After 5-fold cross-validation experiments, the properties are shown in table 1 (F values for the three models have been shown in bold).
TABLE 1 relationship extraction task Performance
The number distribution of each relationship type is not balanced, and the results are also directly shown in table 1. The overall appearance is that the result of the high number of types is also high, which also accords with the characteristics of the neural network. In general, the larger the data volume, the more sufficient the training, the less likely the overfitting, and the better the result, for the same data quality and the same model. It can also be seen from the results that the F values of the three classes "PART-white", "ORG-AFF" and "GEN-AFF" are significantly higher than those of the other three normal types, which is also determined by the large data volume of the three classes.
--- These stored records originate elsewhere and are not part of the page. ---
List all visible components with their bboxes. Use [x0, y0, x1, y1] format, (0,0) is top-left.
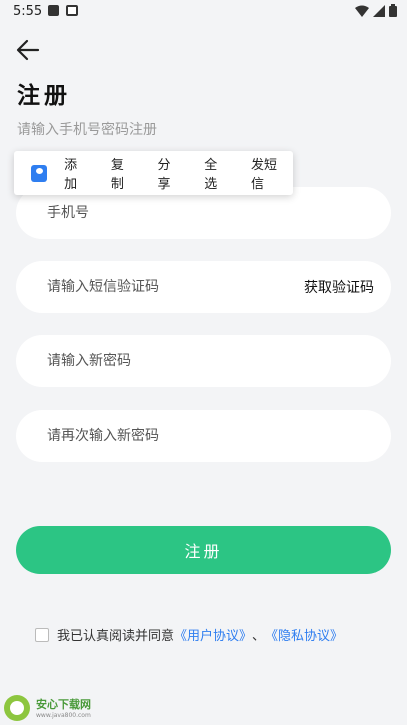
- confirm-password-input[interactable]: [45, 427, 289, 445]
- agreement-text: 我已认真阅读并同意: [57, 629, 175, 644]
- agree-checkbox[interactable]: [35, 627, 49, 642]
- signal-icon: [373, 4, 385, 17]
- page-subtitle: 请输入手机号密码注册: [17, 122, 157, 138]
- status-time: 5:55: [13, 4, 43, 19]
- watermark-url: www.java800.com: [36, 712, 91, 719]
- status-bar: 5:55: [0, 0, 407, 24]
- sms-code-field[interactable]: 获取验证码: [16, 261, 391, 313]
- sms-code-input[interactable]: [45, 278, 289, 296]
- heart-logo-icon: [4, 694, 30, 721]
- notification-icon-2: [66, 5, 78, 16]
- confirm-password-field[interactable]: [16, 410, 391, 462]
- battery-icon: [389, 4, 397, 17]
- watermark: 安心下载网 www.java800.com: [0, 690, 110, 725]
- notification-icon: [48, 5, 59, 16]
- menu-item-send-sms[interactable]: 发短信: [246, 154, 293, 192]
- wifi-icon: [355, 5, 369, 17]
- watermark-name: 安心下载网: [36, 698, 91, 711]
- menu-item-copy[interactable]: 复制: [106, 154, 141, 192]
- agreement-separator: 、: [252, 629, 266, 644]
- menu-item-share[interactable]: 分享: [153, 154, 188, 192]
- phone-input[interactable]: [45, 204, 289, 222]
- menu-item-add[interactable]: 添加: [59, 154, 94, 192]
- menu-item-select-all[interactable]: 全选: [199, 154, 234, 192]
- page-title: 注册: [17, 83, 71, 109]
- text-context-menu: 添加 复制 分享 全选 发短信: [14, 151, 293, 195]
- back-arrow-icon[interactable]: [14, 36, 42, 64]
- privacy-policy-link[interactable]: 《隐私协议》: [265, 625, 343, 644]
- user-agreement-link[interactable]: 《用户协议》: [174, 625, 252, 644]
- register-button[interactable]: 注册: [16, 526, 391, 574]
- contacts-app-icon: [31, 164, 48, 182]
- new-password-field[interactable]: [16, 335, 391, 387]
- status-icons: [355, 4, 397, 17]
- new-password-input[interactable]: [45, 352, 289, 370]
- agreement-row: 我已认真阅读并同意 《用户协议》 、 《隐私协议》: [35, 625, 343, 644]
- get-code-button[interactable]: 获取验证码: [304, 261, 374, 313]
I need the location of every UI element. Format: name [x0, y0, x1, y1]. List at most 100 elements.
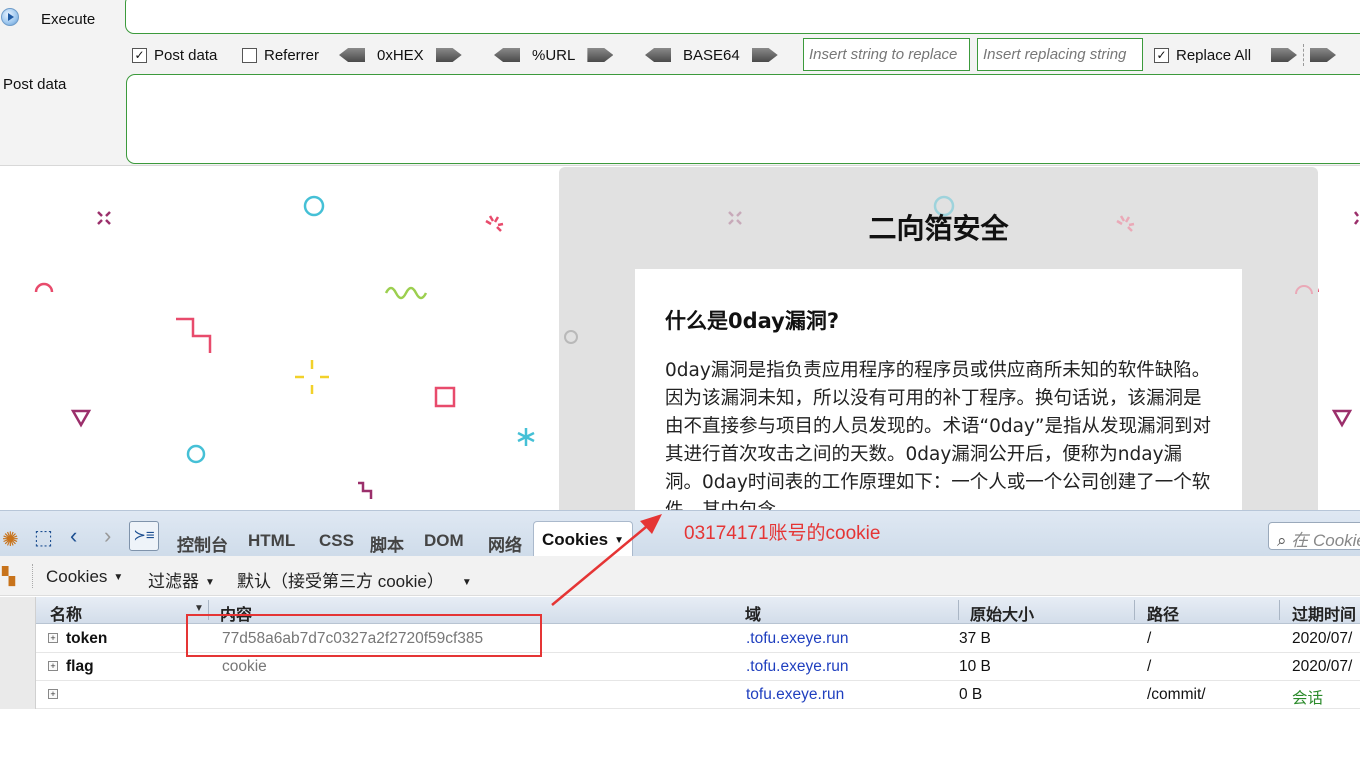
table-row[interactable]: + flag cookie .tofu.exeye.run 10 B / 202…: [36, 653, 1360, 681]
firebug-bug-icon[interactable]: ✺: [2, 527, 19, 552]
screen: Execute ✓ Post data Referrer 0xHEX %URL …: [0, 0, 1360, 759]
circle-icon: [186, 444, 206, 464]
tab-console[interactable]: 控制台: [177, 531, 228, 556]
replacing-string-input[interactable]: Insert replacing string: [977, 38, 1143, 71]
square-icon: [434, 386, 456, 408]
cookie-domain[interactable]: .tofu.exeye.run: [746, 630, 849, 648]
column-expires[interactable]: 过期时间: [1292, 601, 1356, 625]
cookie-path: /commit/: [1147, 686, 1206, 703]
chevron-down-icon: ▼: [461, 577, 472, 589]
article-body: 0day漏洞是指负责应用程序的程序员或供应商所未知的软件缺陷。因为该漏洞未知，所…: [665, 360, 1211, 510]
triangle-icon: [70, 409, 92, 428]
circle-icon: [303, 195, 325, 217]
stairs-small-icon: [358, 481, 373, 499]
column-separator[interactable]: [1279, 600, 1280, 620]
base64-encoder: BASE64: [645, 44, 778, 66]
site-title: 二向箔安全: [868, 212, 1009, 245]
column-raw-size[interactable]: 原始大小: [970, 601, 1034, 625]
post-data-label: Post data: [3, 76, 67, 93]
replace-all-label: Replace All: [1176, 46, 1252, 64]
tab-dom[interactable]: DOM: [424, 531, 464, 551]
command-line-icon[interactable]: ≻≡: [129, 521, 159, 551]
url-encoder: %URL: [494, 44, 614, 66]
referrer-option[interactable]: Referrer: [242, 44, 319, 66]
column-domain[interactable]: 域: [745, 601, 761, 625]
filter-menu[interactable]: 过滤器 ▼: [148, 567, 215, 592]
tab-html[interactable]: HTML: [248, 531, 295, 551]
referrer-checkbox-label: Referrer: [264, 46, 320, 64]
squiggle-icon: [384, 286, 428, 300]
forward-arrow-icon[interactable]: ›: [104, 523, 111, 549]
table-row[interactable]: + tofu.exeye.run 0 B /commit/ 会话: [36, 681, 1360, 709]
hackbar-panel: Execute ✓ Post data Referrer 0xHEX %URL …: [0, 0, 1360, 166]
cookie-expires: 2020/07/: [1292, 658, 1353, 675]
inspect-element-icon[interactable]: ⬚: [34, 525, 53, 550]
url-input[interactable]: [125, 0, 1360, 34]
cookie-size: 10 B: [959, 658, 991, 675]
replace-string-input[interactable]: Insert string to replace: [803, 38, 970, 71]
cookies-menu-label: Cookies: [46, 567, 108, 586]
base64-label: BASE64: [683, 46, 740, 64]
devtools-tabbar: ✺ ⬚ ‹ › ≻≡ 控制台 HTML CSS 脚本 DOM 网络 Cookie…: [0, 510, 1360, 557]
hex-decode-arrow-icon[interactable]: [339, 48, 365, 62]
base64-decode-arrow-icon[interactable]: [645, 48, 671, 62]
column-separator[interactable]: [958, 600, 959, 620]
base64-encode-arrow-icon[interactable]: [751, 48, 778, 62]
triangle-icon: [1331, 409, 1353, 428]
default-policy-menu[interactable]: 默认（接受第三方 cookie） ▼: [237, 567, 472, 592]
search-icon: ⌕: [1277, 531, 1292, 550]
url-encode-arrow-icon[interactable]: [587, 48, 614, 62]
circle-icon: [564, 330, 578, 344]
replace-arrow-icon[interactable]: [1271, 48, 1297, 62]
star-icon: [517, 428, 535, 446]
background-decoration: [34, 195, 535, 499]
hex-encoder: 0xHEX: [339, 44, 462, 66]
execute-button[interactable]: Execute: [41, 11, 95, 28]
sort-desc-icon: ▼: [194, 603, 204, 614]
post-data-option[interactable]: ✓ Post data: [132, 44, 217, 66]
annotation-label: 03174171账号的cookie: [684, 523, 881, 544]
burst-icon: [485, 215, 504, 232]
chevron-down-icon: ▼: [113, 572, 124, 584]
cookies-toolbar: ▚ Cookies ▼ 过滤器 ▼ 默认（接受第三方 cookie） ▼: [0, 556, 1360, 596]
default-policy-label: 默认（接受第三方 cookie）: [237, 572, 444, 591]
post-data-checkbox[interactable]: ✓: [132, 47, 147, 63]
post-data-checkbox-label: Post data: [154, 46, 218, 64]
sparkle-icon: [1354, 211, 1359, 225]
cookie-domain[interactable]: tofu.exeye.run: [746, 686, 844, 704]
cookie-size: 37 B: [959, 630, 991, 647]
referrer-checkbox[interactable]: [242, 47, 257, 63]
replace-all-option[interactable]: ✓ Replace All: [1154, 44, 1251, 66]
back-arrow-icon[interactable]: ‹: [70, 523, 77, 549]
cookies-menu[interactable]: Cookies ▼: [46, 567, 123, 587]
sparkle-icon: [97, 211, 111, 225]
content-panel: 二向箔安全 什么是0day漏洞? 0day漏洞是指负责应用程序的程序员或供应商所…: [559, 167, 1318, 510]
table-gutter: [0, 597, 36, 709]
tab-script[interactable]: 脚本: [370, 531, 404, 556]
replace-actions: [1271, 44, 1336, 66]
tab-network[interactable]: 网络: [488, 531, 522, 556]
column-name[interactable]: 名称: [50, 601, 82, 625]
annotation-highlight-box: [186, 614, 542, 657]
replace-all-checkbox[interactable]: ✓: [1154, 47, 1169, 63]
plus-icon: [295, 360, 329, 394]
execute-icon[interactable]: [1, 8, 19, 26]
expand-icon[interactable]: +: [48, 633, 58, 643]
divider: [32, 564, 33, 588]
hex-label: 0xHEX: [377, 46, 424, 64]
chevron-down-icon: ▼: [205, 577, 215, 589]
url-decode-arrow-icon[interactable]: [494, 48, 520, 62]
column-path[interactable]: 路径: [1147, 601, 1179, 625]
replace-next-arrow-icon[interactable]: [1310, 48, 1336, 62]
tab-css[interactable]: CSS: [319, 531, 354, 551]
hex-encode-arrow-icon[interactable]: [435, 48, 462, 62]
expand-icon[interactable]: +: [48, 661, 58, 671]
cookies-search-input[interactable]: ⌕ 在 Cookies 中搜索: [1268, 522, 1360, 550]
column-separator[interactable]: [1134, 600, 1135, 620]
cookie-domain[interactable]: .tofu.exeye.run: [746, 658, 849, 676]
arc-icon: [1295, 285, 1313, 295]
url-label: %URL: [532, 46, 576, 64]
cookie-name: token: [66, 630, 108, 647]
post-data-textarea[interactable]: [126, 74, 1360, 164]
expand-icon[interactable]: +: [48, 689, 58, 699]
Meanwhile, as can be seen from table 1, the performance of single-layer BiLSTMA is superior to that of simple multi-core CNN, because BiLSTMA can capture dependency information and key features in sentences more effectively than CNN, thereby obtaining better extraction effect. And the Multi-BilSTMA has the characteristics of both, so the performance of the Multi-BilSTMA is obviously superior to that of the two. In conclusion, the Chinese relation extraction method based on the neural network provided by the invention has excellent performance.
The present invention is not described in detail, but is known to those skilled in the art. Finally, the above embodiments are only for illustrating the technical solutions of the present invention and not for limiting, although the present invention has been described in detail with reference to the preferred embodiments, it should be understood by those skilled in the art that modifications or equivalent substitutions may be made to the technical solutions of the present invention without departing from the spirit and scope of the technical solutions of the present invention, and all of them should be covered in the claims of the present invention.